Coder Social home page Coder Social logo

Comments (8)

spyoungtech avatar spyoungtech commented on August 16, 2024 2

@qo4on I had a thought about this over the weekend. I wonder if your problem would be solved by avoiding using a session altogether -- As in, creating a new session for every request.

My theory is that interleaved requests using the same underlying TCP connection are causing your problem. By default, when you use a session, the TCP connections will be reused. If you do not use a session object, a new session will be created for each request, which should also mean a new TCP connection will be created for each request.

You will have to pass in any necessary headers/cookies to each request, but I think this may help you send multiple requests concurrently, instead of needing to do them all serially.

from grequests.

qo4on avatar qo4on commented on August 16, 2024 1

Thank you for your help. It looks like you are right. Their cloud drive works reliable only with sequential requests. I tried multi processes, threads, asyncio + requests, http.client + pipeline, dugong, grequests, coroutines... It mostly freezes at some point or sends incorrect responses. I have no idea what they mean by http pipelining.
Unfortunately other services are even worse.

from grequests.

qo4on avatar qo4on commented on August 16, 2024 1

Thanks. I wrote a message to their support team and they fixed some errors. Finally this code works. I have no idea why it works, but it works, it returns fd = [1, 2, 3, 4, 5...] as it should. I tried to do the same with httpx and had incorrect values for all files fd = [1, 1, 1, 1, 1...].

from grequests.

spyoungtech avatar spyoungtech commented on August 16, 2024

grequests supports all the usual features of requests. My understanding is that keep-alive is on by default for sessions. If you provide a session object to the grequests request, it will use that session for its connection, so you can use the same connection pool across requests sent with grequests.
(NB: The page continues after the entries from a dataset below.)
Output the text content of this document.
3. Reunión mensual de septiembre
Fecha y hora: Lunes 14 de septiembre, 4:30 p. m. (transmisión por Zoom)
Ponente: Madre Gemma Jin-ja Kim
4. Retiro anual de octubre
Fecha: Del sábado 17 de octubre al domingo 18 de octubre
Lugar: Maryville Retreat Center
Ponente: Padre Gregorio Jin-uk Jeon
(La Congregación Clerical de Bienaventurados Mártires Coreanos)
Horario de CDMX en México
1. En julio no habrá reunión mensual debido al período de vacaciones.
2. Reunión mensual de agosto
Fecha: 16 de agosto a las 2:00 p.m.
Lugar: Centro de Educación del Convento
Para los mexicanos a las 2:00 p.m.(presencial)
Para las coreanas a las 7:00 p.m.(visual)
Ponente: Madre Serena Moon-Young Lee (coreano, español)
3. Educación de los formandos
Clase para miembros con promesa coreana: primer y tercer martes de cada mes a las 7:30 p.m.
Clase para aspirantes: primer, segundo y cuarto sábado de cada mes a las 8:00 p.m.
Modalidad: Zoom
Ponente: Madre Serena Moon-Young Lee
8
I think this will do what you want @qo4on

import grequests
import requests
sesh = requests.Session()
import logging
logging.basicConfig(level=logging.DEBUG)  # to see the connection logs
request_list = [grequests.get('http://httpbin.org/status/200', session=sesh) for _ in range(10)]

for resp in grequests.imap(request_list):
    ...

If you don't use a session, you'll see that a new connection is made for every request. You can also further configure the connection pooling by configuring your session object accordingly.

from grequests.

qo4on avatar qo4on commented on August 16, 2024

@spyoungtech Thank you. I'm not sure that the same session means the same tcp connection. In my view grequests does not guarantee that the order it sends the requests is the same as the order of remote server gets these requests. That means grequests uses different tcp connection for every request. Am I right?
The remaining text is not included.